Most IT security chiefs have not taken out e-crime insurance

Almost 80 per cent of UK IT security professionals operate without insurance, or do not know if their organisations are insured against e-crime legal costs, a new survey by KPMG has found.

This alarming statistic comes despite the fact that 54 per cent have seen an increase in threats over the past 12 months.

The survey found that just 27 per cent said they have definitely taken out insurance against interruption of business by hackers, while the same percentage said they knew their organisations were insured against e-crime-related data loss.

"Businesses should be acutely aware of e-crime risks after various recent high-profile cyber attacks against big organisations," said Malcolm Marshall, UK head of information security at KPMG. "But they aren't taking out insurance for a number of reasons."

Marshall added that "not many out there know or understand" what insurance is available. He said: "Many are also sceptical about the effectiveness of current policies and whether insurers will actually pay out against e-crime claims."

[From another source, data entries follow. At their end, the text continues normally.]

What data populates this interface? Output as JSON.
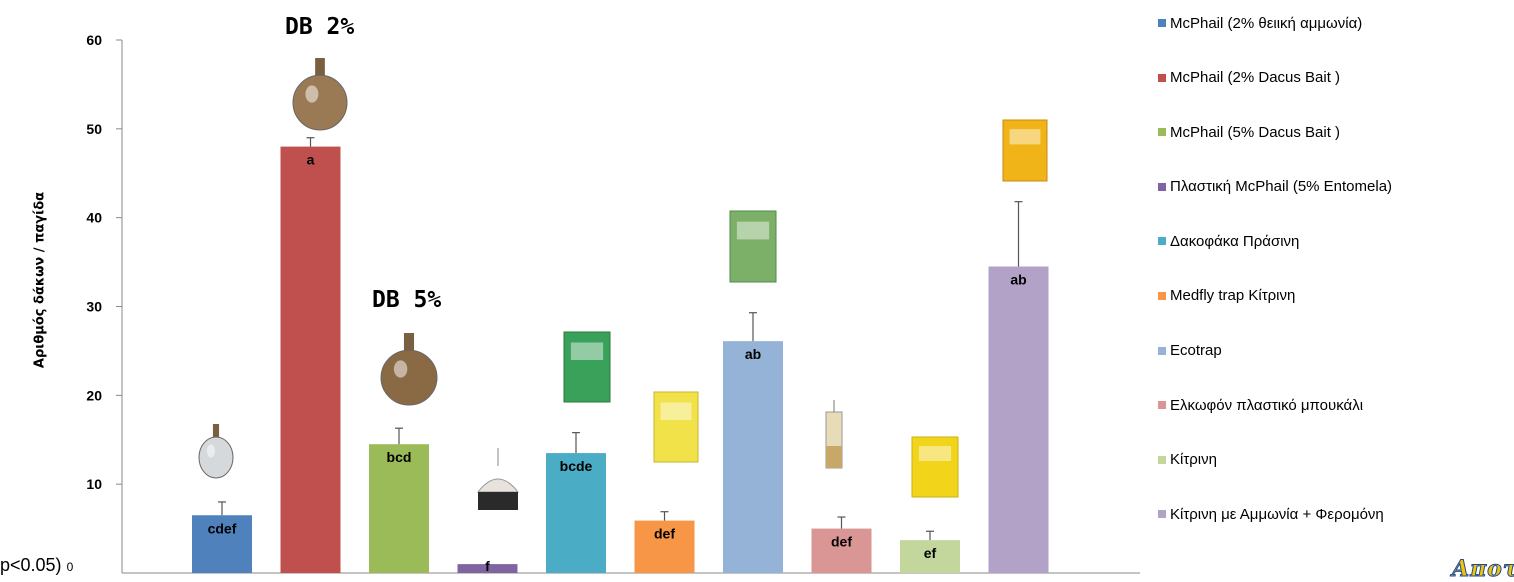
{
  "chart_data": {
    "type": "bar",
    "title": "",
    "ylabel": "Αριθμός δάκων / παγίδα",
    "ylim": [
      0,
      60
    ],
    "yticks": [
      10,
      20,
      30,
      40,
      50,
      60
    ],
    "bars": [
      {
        "name": "McPhail (2% θειική αμμωνία)",
        "value": 6.5,
        "error": 1.5,
        "letter": "cdef",
        "color": "#4f81bd"
      },
      {
        "name": "McPhail (2% Dacus Bait )",
        "value": 48.0,
        "error": 1.0,
        "letter": "a",
        "color": "#c0504d"
      },
      {
        "name": "McPhail (5% Dacus Bait )",
        "value": 14.5,
        "error": 1.8,
        "letter": "bcd",
        "color": "#9bbb59"
      },
      {
        "name": "Πλαστική McPhail (5% Entomela)",
        "value": 1.0,
        "error": 0.0,
        "letter": "f",
        "color": "#8064a2"
      },
      {
        "name": "Δακοφάκα  Πράσινη",
        "value": 13.5,
        "error": 2.3,
        "letter": "bcde",
        "color": "#4bacc6"
      },
      {
        "name": "Medfly trap  Κίτρινη",
        "value": 5.9,
        "error": 1.0,
        "letter": "def",
        "color": "#f79646"
      },
      {
        "name": "Ecotrap",
        "value": 26.1,
        "error": 3.2,
        "letter": "ab",
        "color": "#95b3d7"
      },
      {
        "name": "Ελκωφόν πλαστικό  μπουκάλι",
        "value": 5.0,
        "error": 1.3,
        "letter": "def",
        "color": "#d99694"
      },
      {
        "name": "Κίτρινη",
        "value": 3.7,
        "error": 1.0,
        "letter": "ef",
        "color": "#c3d69b"
      },
      {
        "name": "Κίτρινη με Αμμωνία  + Φερομόνη",
        "value": 34.5,
        "error": 7.3,
        "letter": "ab",
        "color": "#b2a2c7"
      }
    ],
    "legend_position": "right",
    "grid": false
  },
  "annotations": {
    "db2": "DB 2%",
    "db5": "DB 5%",
    "pvalue": "p<0.05)",
    "zero_label": "0",
    "brand": "Αποτ"
  }
}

The research also found that "insufficient awareness of the increasingly unpredictable e-crime threat" also appeared to be hampering organisational response.

Elsewhere, 41 per cent of organisations surveyed said their lack of knowledge of potential vulnerabilities was leaving them open to attack. Subsequently, 51 per cent admitted they either do not have or do not know whether their organisation has a strategy for dealing with e-crime risk.

KPMG along with AKJ Associates surveyed 200 senior security decision makers from global businesses and FTSE 100 companies.